With true love and affection wishing you happiness till once more I look into your heavenly eyes and hearing your sonorous voice …’
Hand on chin, Jagua listened, sighing, nodding.
‘Das all I got down.’ The old Letter-Writer looked up.
‘I got nothing more to say, sah. Tell him Cheerio. May God Bless am wherever he may go. Den I kin sign.’
She posted the letter herself and drifted into a trance about the streets for the writing had taken something out of her. A part of herself had gone into that envelope and was now on its way out to Freddie 4000 miles away. She felt exhausted and exposed to some remorse, some discontent she did not understand. It dogged her footsteps which now led her into the big Department Store. As she entered, noise reared itself and slapped her ears. She saw the girl in the photographic section leaning against an instrument – an enlarger, perhaps – smiling at her. Shop-girls must smile at total strangers, Jagua thought, passing on. She wandered past the Chemists, and was struck by the odd sight of a sunburnt white man, over fifty at least (he must have seen the tin-rush of World War I, a real veteran) parading a gorgeous Nigerian girl proudly along the shopping lanes. The Nigerian girl was so young and buxom with her turgid breasts bursting through the tight-black cotton-lace blouse, and her lips red, her black skin oily and alluring in the fluorescent lighting, that everyone turned to gaze at the strange pair though the hubbub still went on and the cash registers jangled their bells.
‘Jagua!’
She was passing by the outfitting department for ladies.

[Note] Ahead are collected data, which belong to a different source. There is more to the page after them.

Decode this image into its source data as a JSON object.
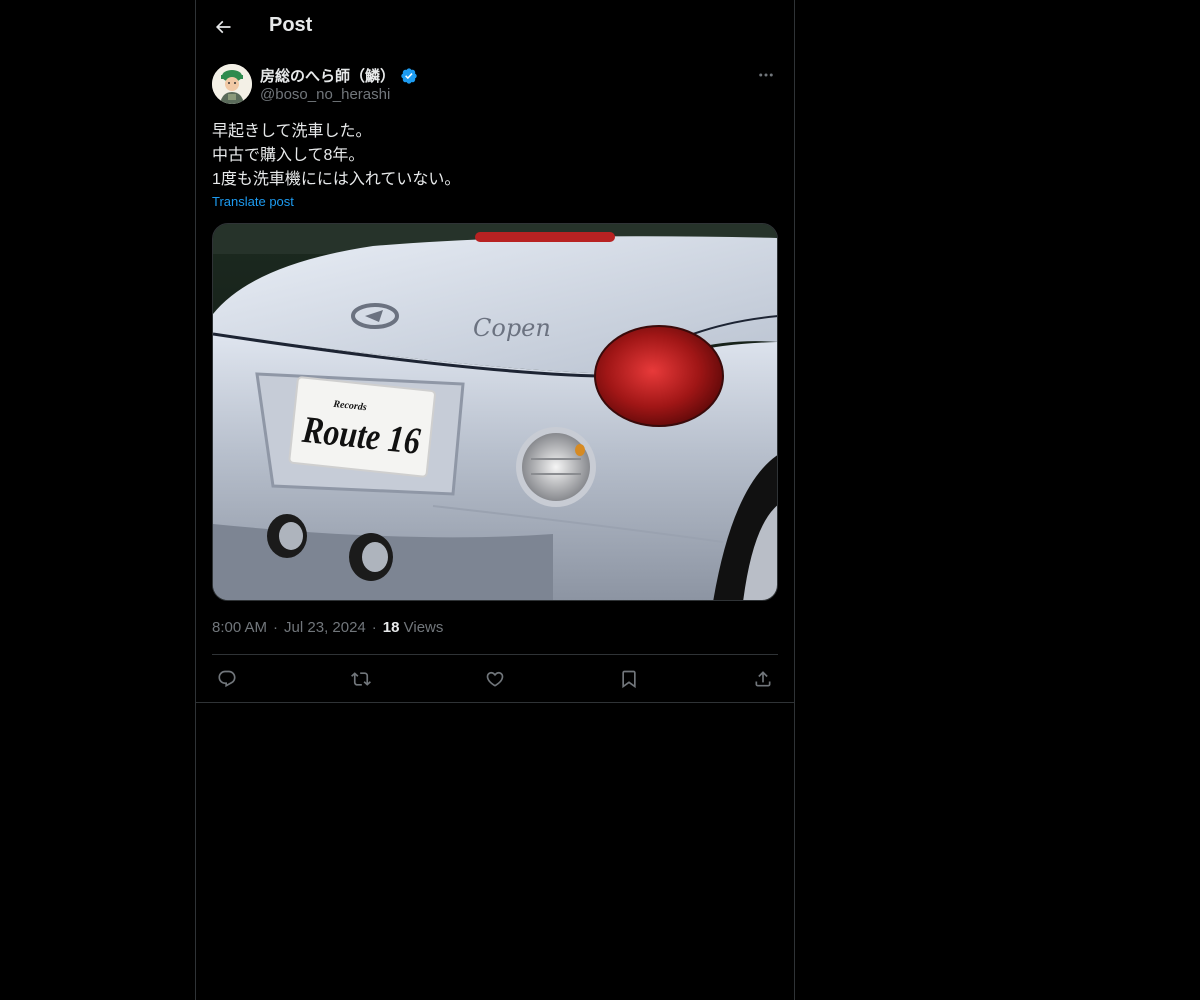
{
  "header": {
    "title": "Post",
    "back_icon": "arrow-left-icon"
  },
  "post": {
    "author": {
      "display_name": "房総のへら師（鱗）",
      "handle": "@boso_no_herashi",
      "verified": true,
      "verified_color": "#1d9bf0"
    },
    "text_lines": [
      "早起きして洗車した。",
      "中古で購入して8年。",
      "1度も洗車機にには入れていない。"
    ],
    "translate_label": "Translate post",
    "media": {
      "plate_small": "Records",
      "plate_text": "Route 16",
      "badge_script": "Copen"
    },
    "meta": {
      "time": "8:00 AM",
      "date": "Jul 23, 2024",
      "views_count": "18",
      "views_label": "Views",
      "separator": "·"
    },
    "actions": [
      "reply-icon",
      "repost-icon",
      "like-icon",
      "bookmark-icon",
      "share-icon"
    ]
  },
  "colors": {
    "background": "#000000",
    "text": "#e7e9ea",
    "secondary": "#71767b",
    "accent": "#1d9bf0",
    "border": "#2f3336"
  }
}
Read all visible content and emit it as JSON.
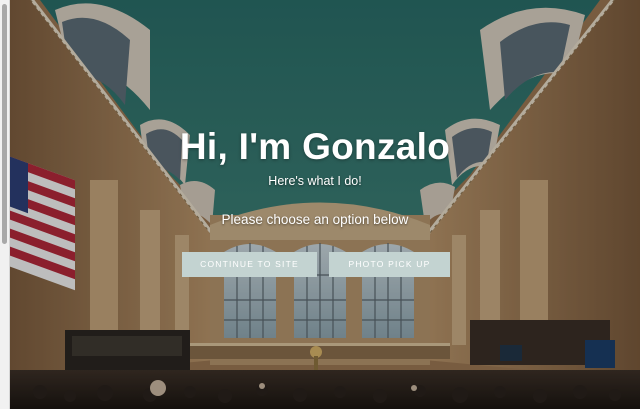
{
  "hero": {
    "title": "Hi, I'm Gonzalo",
    "subtitle": "Here's what I do!",
    "prompt": "Please choose an option below"
  },
  "buttons": {
    "continue_label": "CONTINUE TO SITE",
    "photo_label": "PHOTO PICK UP"
  },
  "colors": {
    "ceiling": "#2f6e68",
    "button_bg": "#c3d3d1",
    "text": "#ffffff",
    "stone": "#a5855e"
  }
}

They knew her here, for this was where she spent her money. But it was not the shop assistant who had hailed her, but Ma Nancy. She was dressed, Jagua noted, in an expensive off-the-peg dress with pleats. Nancy wore a Swiss blouse that revealed her dazzling smooth shoulders. The lappa which she folded around her waist was green with strange fascinating patterns and it came down to her manicured toes. She had thrown a sling bag carelessly over her left shoulder. This girl Nancy was charming and young and Jagua envied her, the way the Department Store lights loved her skin. Jagua wore a fixed smile.
‘Mama Nancy! … And Nancy too. What you buyin’?’
‘I tryin’ to buy Nancy some col’ clothing!’
Here in the Department Store, Mama Nancy could afford to sink her grievances, because on this occasion she happened to be doing the buying. It was all bluff, but
Jagua, out of curiosity, also pretended to have forgotten everything: the Tropicana fight, the smelly prison, the magistrate’s court.
‘Nancy goin’ anywhere?’
‘U.K.’ Ma Nancy spat out the words and looked aggressively round the section. Everyone knew it was something to be going to U.K. ‘But not yet, you see Jagua. De whole thin’ cost damn too much. We tryin’ to save de money …’
As she spoke a slow anger began to burn inside Jagua. It glowed and in the redness of the light she saw clearly where her own discontent lay. She was discontented with the Lagos atmosphere. She would welcome a change now. She too must travel.
‘Oh yes, Nancy travellin’ abroad. You hearin’ from Freddie Namme?’ Mama Nancy’s voice faded to her consciousness.
‘Jus’ now, I post a letter to Freddie.’
‘Das awright,’ Ma Nancy said. ‘By de way … dis two cardigan, which one better pass?’
Jagua could no longer escape. She helped them choose between the pink and the yellow cardigan and later on down the corridor some warm underwear and then told herself it was time to be getting out of that store and away from Nancy, Mama Nancy, the Tropicana and Lagos as a whole. This would be the right time to visit Bagana. The more she thought about going there, the more anxious she became. Suddenly a picture of her father flashed across her mind. It was the last Sunday she had spent at Ogabu before she ran away from home. Her father had just come out of church in his ill-fitting black suit, and the red edge of his bible glistened in the sun. Beside him stood her mother in a flowery gown, wide panama hat and thick-heeled shoes she reserved for Sunday wear. They were waiting for her to catch up with them and her brother Fonso in a white-cotton English suit was shouting at her: ‘Nana! … What you doin’, playin’ after church; don’t you know Papa’s waitin’ for you?’
Her father’s love was a great prize and after ten years of having betrayed it, she knew she would go back to him and still be welcome.